A bicycle, also called a immigrant-camp attached to a frame, one behind the other.

The first means of transport and thus the archetype of the bicycle, was the German draisine, dating back to 1817, in spite of the fact that the term bicycle was coined in France in the 1860s.

Historians pretty much agreed to a German, Baron Karl von Drais, who, on June 12, 1817, climbed aboard his two-wheeled “running machine” for a test scoot in his home town of Mannheim, in South-Western Germany.

With a wooden frame, two cast-iron wheels and no pedals, the “Draisine,” as the Germans called it, was patented by the baron in 1818.

The nobleman’s hobby horse was not a commercial success, but, in a manner of speaking, the bicycle was off and running.

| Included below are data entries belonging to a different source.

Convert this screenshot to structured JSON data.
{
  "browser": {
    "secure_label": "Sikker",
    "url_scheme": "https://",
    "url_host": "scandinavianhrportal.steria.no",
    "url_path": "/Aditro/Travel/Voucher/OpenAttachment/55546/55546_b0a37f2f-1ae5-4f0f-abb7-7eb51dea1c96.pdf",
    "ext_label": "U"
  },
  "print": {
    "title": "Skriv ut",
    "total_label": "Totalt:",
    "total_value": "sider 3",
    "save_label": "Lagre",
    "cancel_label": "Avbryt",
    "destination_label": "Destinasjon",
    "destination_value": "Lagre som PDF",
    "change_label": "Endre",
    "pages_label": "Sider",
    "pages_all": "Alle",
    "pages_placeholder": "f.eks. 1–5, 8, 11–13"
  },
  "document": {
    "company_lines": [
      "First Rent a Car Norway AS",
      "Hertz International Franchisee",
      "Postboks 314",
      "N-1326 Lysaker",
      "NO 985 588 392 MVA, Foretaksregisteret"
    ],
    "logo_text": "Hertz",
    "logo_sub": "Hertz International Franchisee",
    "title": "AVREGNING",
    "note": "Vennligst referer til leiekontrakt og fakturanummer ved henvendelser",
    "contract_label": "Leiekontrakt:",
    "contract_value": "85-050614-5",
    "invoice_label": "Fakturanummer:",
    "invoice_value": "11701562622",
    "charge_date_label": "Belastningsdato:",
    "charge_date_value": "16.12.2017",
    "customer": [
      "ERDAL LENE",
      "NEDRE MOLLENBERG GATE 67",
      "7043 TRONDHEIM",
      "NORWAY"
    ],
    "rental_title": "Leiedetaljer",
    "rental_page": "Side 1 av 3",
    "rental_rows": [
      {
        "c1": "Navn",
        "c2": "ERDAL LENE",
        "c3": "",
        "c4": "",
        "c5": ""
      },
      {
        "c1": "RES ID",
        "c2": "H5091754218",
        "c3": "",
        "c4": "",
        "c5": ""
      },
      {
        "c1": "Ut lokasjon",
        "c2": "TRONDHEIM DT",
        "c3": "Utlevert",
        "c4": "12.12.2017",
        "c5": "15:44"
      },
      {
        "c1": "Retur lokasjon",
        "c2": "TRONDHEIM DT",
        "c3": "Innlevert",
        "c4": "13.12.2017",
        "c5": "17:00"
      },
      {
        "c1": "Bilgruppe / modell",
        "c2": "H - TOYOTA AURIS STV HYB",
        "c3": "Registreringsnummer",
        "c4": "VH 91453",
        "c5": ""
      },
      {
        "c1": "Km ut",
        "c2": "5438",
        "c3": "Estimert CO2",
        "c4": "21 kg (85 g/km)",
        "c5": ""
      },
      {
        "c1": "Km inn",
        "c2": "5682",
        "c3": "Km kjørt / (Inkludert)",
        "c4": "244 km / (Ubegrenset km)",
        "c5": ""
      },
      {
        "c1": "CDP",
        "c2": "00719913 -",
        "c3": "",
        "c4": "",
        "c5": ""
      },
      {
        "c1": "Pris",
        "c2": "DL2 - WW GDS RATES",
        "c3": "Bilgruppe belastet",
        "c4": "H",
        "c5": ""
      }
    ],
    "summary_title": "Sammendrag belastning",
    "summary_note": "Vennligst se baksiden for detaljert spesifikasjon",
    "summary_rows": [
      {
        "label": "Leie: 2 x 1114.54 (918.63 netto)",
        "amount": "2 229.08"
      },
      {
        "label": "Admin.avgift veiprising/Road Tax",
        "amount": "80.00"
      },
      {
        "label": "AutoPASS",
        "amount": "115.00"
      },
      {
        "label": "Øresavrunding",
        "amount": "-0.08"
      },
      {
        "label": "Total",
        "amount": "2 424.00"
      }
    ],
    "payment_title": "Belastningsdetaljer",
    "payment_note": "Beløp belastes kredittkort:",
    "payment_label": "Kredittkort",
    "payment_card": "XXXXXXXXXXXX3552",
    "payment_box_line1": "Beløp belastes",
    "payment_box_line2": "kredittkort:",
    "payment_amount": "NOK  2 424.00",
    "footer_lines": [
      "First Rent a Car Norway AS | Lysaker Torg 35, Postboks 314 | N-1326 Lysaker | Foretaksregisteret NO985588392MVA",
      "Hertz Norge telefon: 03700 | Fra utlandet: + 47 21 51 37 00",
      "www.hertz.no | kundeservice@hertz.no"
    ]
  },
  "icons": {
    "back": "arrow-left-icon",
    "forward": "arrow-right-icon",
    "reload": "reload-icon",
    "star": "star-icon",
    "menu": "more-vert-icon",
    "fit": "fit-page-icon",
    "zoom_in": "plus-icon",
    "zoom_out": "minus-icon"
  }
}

Meanwhile, dozens of events have started in Mannheim, including a stunt show put on by cyclists from Belgium.

However, the highlight is a folding bike race around the city’s water tower in which some 200 people are set to take part.

Thomas Kosche of the city’s Technoseum technical museum, told newsmen that today’s Fixie, a single-speed, fixed-gear bike, is astonishingly similar to a bicycle that came onto the market around 1890.

Kosche said it could be debated whether Baron von Drais’s running machine, weighing some 25 kilogrammes, with a frame made chiefly of ashwood, really provided the engineering foundation for the later development of the bicycle.

However, he said that Baron’s basic idea of a steering fork and two aligned wheels to give gyroscopic stability, is unchanged to this day.